Specify machine types for a pipeline step

Kubeflow pipeline components are factory functions that create pipeline steps. Each component describes the inputs, outputs, and implementation of the component. For example, in the code sample below, train_op is a component.

For example, a training component could take a CSV file as an input and use it to train a model. By setting the machine type parameters on the pipeline step, you can manage the requirements of each step in your pipeline. If you have two training steps and one step trains on a huge data file and the second step trains on a small data file, you can allocate more memory and CPU to the first task, and fewer resources to the second task.

By default, the component will run on as a Vertex AI CustomJob using an e2-standard-4 machine, with 4 core CPUs and 16GB memory.

The following sample shows you how to set CPU, memory, and GPU configuration settings for a step:

@dsl.pipeline(name='custom-container-pipeline')
def pipeline():
  generate = generate_op()
  train = (train_op(
      training_data=generate.outputs['training_data'],
      test_data=generate.outputs['test_data'],
      config_file=generate.outputs['config_file']).
    set_cpu_limit('CPU_LIMIT').
    set_memory_limit('MEMORY_LIMIT').
    add_node_selector_constraint(SELECTOR_CONSTRAINT).
    set_gpu_limit(GPU_LIMIT))

Replace the following:

  • CPU_LIMIT: The maximum CPU limit for this operator. This string value can be a number (integer value for number of CPUs), or a number followed by "m", which means 1/1000. You can specify at most 96 CPUs.

  • MEMORY_LIMIT: The maximum memory limit for this operator. This string value can be a number, or a number followed by "K" (kilobyte), "M" (megabyte), or "G" (gigabyte). At most 624GB is supported.

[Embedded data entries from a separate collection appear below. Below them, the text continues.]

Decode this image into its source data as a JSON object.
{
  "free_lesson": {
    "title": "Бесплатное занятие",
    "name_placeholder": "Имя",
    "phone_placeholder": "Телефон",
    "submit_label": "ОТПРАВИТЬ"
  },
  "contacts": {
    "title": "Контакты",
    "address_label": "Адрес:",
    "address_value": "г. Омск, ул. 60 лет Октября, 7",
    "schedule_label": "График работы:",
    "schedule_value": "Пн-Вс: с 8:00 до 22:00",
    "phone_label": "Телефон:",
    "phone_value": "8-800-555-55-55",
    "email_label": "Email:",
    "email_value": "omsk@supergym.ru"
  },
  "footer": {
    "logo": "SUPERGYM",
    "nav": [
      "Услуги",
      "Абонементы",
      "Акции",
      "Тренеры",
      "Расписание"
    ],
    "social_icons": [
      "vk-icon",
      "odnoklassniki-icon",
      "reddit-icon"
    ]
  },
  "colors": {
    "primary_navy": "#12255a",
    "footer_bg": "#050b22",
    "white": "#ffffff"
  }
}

  • SELECTOR_CONSTRAINT: Each constraint is a key-value pair label. For the container to be eligible to run on a node, the node must have each of the constraints appeared as labels. For example:

    • 'cloud.google.com/gke-accelerator', 'NVIDIA_TESLA_K80'
      • Available values:
        • NVIDIA_TESLA_K80
        • NVIDIA_TESLA_P4
        • NVIDIA_TESLA_P100
        • NVIDIA_TESLA_T4
        • NVIDIA_TESLA_V100
  • GPU_LIMIT: The GPU limit (positive number) for the operator.

    For more information about GPU resources, see Configuring compute resources for custom training.

Vertex AI Pipelines will automatically find the best matching machine type to run the component.